Подводя итоги ответов до этого момента (но, пожалуйста, прочитайте их, и если у вас есть что добавить - пожалуйста, сделайте): кажется, что в этом случае будет хорошо, если вы просто оставите свои закрытые ключи в ~ / .ssh, пока вы держать их от других людей; но убедитесь, что у вас есть другой способ получить доступ к сервису, чтобы загрузить или сгенерировать новый ключ, если вы его потеряете (как это обычно бывает).

[1] GitHub использовался для предоставления помощи по управлению несколькими ключами .

Антон Строгонов
источник
Эта ссылка, кажется, не работает help.github.com/multiple-ssh-keys
KJ Price
@KJ Price, благодаря Wayback Machine Интернет-архива , страница все еще доступна в Интернете, хотя и не по ее первоначальной ссылке. Копию страницы, заархивированную 2 сентября 2011 года, можно найти в разделе Несколько ключей SSH .
лунная точка

Ответы:

41

Например, если у меня несколько компьютеров, мне нужно будет дублировать закрытые ключи, что я считаю нежелательным.

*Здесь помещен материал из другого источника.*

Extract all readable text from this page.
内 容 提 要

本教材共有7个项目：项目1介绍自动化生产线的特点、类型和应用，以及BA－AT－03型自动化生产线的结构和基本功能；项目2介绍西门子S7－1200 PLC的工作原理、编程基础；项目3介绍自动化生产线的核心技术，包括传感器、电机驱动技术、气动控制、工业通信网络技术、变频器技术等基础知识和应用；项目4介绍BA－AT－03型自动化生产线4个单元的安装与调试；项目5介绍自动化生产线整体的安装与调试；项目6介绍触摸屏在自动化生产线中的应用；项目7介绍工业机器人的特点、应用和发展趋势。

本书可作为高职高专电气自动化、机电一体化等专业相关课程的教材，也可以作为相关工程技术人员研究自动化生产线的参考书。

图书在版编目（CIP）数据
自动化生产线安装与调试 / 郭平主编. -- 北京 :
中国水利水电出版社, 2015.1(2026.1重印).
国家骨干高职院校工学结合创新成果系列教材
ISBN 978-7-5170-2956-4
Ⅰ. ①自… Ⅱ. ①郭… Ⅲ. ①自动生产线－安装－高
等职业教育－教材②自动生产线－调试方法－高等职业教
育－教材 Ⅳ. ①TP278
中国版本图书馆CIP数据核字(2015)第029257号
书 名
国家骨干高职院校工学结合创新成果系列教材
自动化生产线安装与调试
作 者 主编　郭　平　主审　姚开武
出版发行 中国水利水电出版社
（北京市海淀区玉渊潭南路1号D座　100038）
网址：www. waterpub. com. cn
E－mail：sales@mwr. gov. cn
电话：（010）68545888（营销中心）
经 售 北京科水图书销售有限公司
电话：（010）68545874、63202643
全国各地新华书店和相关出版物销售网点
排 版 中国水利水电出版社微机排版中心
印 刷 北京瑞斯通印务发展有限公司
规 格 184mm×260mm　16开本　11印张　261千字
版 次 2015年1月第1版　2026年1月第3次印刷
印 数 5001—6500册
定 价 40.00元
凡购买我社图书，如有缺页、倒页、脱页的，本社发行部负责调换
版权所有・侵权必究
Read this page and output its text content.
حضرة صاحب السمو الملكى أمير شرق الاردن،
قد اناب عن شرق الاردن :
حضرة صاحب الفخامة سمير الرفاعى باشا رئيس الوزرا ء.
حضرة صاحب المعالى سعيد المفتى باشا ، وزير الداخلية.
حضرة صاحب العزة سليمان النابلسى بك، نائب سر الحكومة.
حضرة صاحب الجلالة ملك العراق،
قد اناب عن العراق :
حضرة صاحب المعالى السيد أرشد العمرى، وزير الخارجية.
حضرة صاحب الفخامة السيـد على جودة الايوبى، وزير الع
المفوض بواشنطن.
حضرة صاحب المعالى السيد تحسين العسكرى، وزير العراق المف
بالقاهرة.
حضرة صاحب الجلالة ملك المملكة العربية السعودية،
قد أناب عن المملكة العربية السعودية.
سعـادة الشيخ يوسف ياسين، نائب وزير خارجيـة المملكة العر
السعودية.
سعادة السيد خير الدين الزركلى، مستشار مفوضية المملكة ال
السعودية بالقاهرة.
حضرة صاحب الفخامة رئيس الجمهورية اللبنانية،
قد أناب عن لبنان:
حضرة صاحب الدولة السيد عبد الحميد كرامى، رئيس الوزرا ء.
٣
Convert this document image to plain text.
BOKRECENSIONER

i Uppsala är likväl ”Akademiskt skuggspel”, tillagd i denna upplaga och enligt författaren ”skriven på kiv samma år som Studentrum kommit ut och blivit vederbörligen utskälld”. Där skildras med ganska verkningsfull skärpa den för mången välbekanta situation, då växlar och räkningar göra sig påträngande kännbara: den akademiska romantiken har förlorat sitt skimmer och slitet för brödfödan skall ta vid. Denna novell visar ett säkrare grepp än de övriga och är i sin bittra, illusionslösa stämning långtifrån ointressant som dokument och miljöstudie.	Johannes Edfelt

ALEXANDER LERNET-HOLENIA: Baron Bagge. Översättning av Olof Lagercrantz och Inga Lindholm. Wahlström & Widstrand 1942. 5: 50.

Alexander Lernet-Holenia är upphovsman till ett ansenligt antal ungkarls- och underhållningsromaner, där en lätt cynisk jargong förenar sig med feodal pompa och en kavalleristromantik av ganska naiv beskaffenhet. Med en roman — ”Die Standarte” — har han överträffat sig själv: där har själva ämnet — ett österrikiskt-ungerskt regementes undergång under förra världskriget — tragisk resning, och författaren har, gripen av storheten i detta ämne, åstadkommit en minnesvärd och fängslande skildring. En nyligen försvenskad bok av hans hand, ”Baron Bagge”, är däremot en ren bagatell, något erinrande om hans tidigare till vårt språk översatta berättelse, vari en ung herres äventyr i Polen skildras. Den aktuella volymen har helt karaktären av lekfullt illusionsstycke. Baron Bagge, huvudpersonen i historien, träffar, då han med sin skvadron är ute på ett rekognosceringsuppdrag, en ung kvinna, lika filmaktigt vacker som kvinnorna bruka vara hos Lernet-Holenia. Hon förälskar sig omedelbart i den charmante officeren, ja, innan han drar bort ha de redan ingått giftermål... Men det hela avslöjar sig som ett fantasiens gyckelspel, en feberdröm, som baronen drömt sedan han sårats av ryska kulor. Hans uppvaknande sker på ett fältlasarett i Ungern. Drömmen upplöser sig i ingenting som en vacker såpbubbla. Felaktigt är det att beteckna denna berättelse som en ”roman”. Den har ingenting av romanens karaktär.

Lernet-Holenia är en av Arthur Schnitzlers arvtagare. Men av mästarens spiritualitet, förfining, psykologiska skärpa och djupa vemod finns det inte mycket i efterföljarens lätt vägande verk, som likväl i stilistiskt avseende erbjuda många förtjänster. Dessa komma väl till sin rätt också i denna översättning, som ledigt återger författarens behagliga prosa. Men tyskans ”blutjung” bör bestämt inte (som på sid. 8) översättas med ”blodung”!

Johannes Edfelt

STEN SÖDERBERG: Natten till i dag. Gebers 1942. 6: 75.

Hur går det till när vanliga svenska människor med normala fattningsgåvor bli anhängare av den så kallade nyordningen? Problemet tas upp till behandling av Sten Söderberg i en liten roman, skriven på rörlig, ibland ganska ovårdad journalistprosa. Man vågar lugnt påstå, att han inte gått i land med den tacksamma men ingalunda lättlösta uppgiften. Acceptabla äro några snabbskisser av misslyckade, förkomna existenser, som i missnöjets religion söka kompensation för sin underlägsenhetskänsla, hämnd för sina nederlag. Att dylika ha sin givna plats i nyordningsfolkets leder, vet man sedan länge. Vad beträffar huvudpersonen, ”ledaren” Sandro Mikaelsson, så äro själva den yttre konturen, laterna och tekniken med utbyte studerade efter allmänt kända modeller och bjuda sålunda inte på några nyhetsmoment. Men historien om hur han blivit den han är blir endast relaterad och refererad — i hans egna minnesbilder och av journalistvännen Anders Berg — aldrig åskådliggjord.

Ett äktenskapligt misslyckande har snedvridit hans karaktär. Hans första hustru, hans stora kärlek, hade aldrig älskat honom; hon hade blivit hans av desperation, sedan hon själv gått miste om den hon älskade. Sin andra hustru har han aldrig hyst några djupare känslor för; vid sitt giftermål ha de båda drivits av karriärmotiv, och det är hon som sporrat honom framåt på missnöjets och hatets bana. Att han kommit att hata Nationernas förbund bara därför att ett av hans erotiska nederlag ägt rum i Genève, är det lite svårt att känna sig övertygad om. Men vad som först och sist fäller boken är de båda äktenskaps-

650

Нет, на самом деле нет. Если у вас несколько компьютеров, вы просто создаете отдельный закрытый ключ на каждом из них. Для каждого закрытого ключа просто загрузите соответствующий открытый ключ в GitHub, используя тот же процесс.

Кроме того, если мой HDD станет капать, я потеряю свой закрытый ключ, что (я думаю) также нежелательно.

На самом деле, нет; если вы потеряете свой закрытый ключ, просто сгенерируйте новый и загрузите соответствующий открытый ключ.

Как бы то ни было, вы правы, что дублирование закрытого ключа крайне нежелательно. В идеале закрытый ключ должен быть сгенерирован в одном файле ( ~/.ssh/id_rsaнапример) и никогда не должен оставлять этот файл, то есть он никогда не должен копироваться, перемещаться и особенно не передаваться по сети. (например, я исключаю их из резервных копий). Из-за природы асимметричных протоколов аутентификации вам нужно только заботиться о том, чтобы ваш личный ключ не попадал в руки других. Если вы идете немного за борт и сами это теряете, это обычно не имеет большого значения. (Это не следует путать с закрытыми ключами асимметричного шифрования , например, с ключами GPG, которые вы, вероятно, хотите сохранить.)

Дэвид З
источник
14
Это работает, только если у вас есть какой-то другой метод доступа к серверам, к которым этот закрытый ключ предоставляет доступ. Вы можете загрузить новый открытый ключ, только если у вас есть этот резервный доступ.
ДЕРЕВО
2
@TREE: верно, но по моему опыту, очень редко можно найти сервер, который не предоставляет какой-либо альтернативный метод доступа (или, по крайней мере, добавления дополнительного открытого ключа без прохождения SSH).
Дэвид Z
3
Спасибо, это многое проясняет. Действительно, потеря личного SSH-ключа не выглядит проблемой, поскольку для всех служб, которые я использую, всегда есть другой способ получить доступ к службе для загрузки новой.
Антон Строгонов
3
AWS не предоставляет никакой другой формы доступа, кроме закрытого ключа. Вы должны отключить диск и дурачиться с ним, чтобы получить доступ, как только вы потеряли свой закрытый ключ.
Асад Саидуддин
1
Обратите внимание, что вы можете поставить пароль на свой закрытый ключ, если вы хотите еще один уровень безопасности.
Судо
8

Я бы добавил, что ~ / .ssh / читается вашим браузером, если вы используете одну и ту же учетную запись пользователя для запуска обоих.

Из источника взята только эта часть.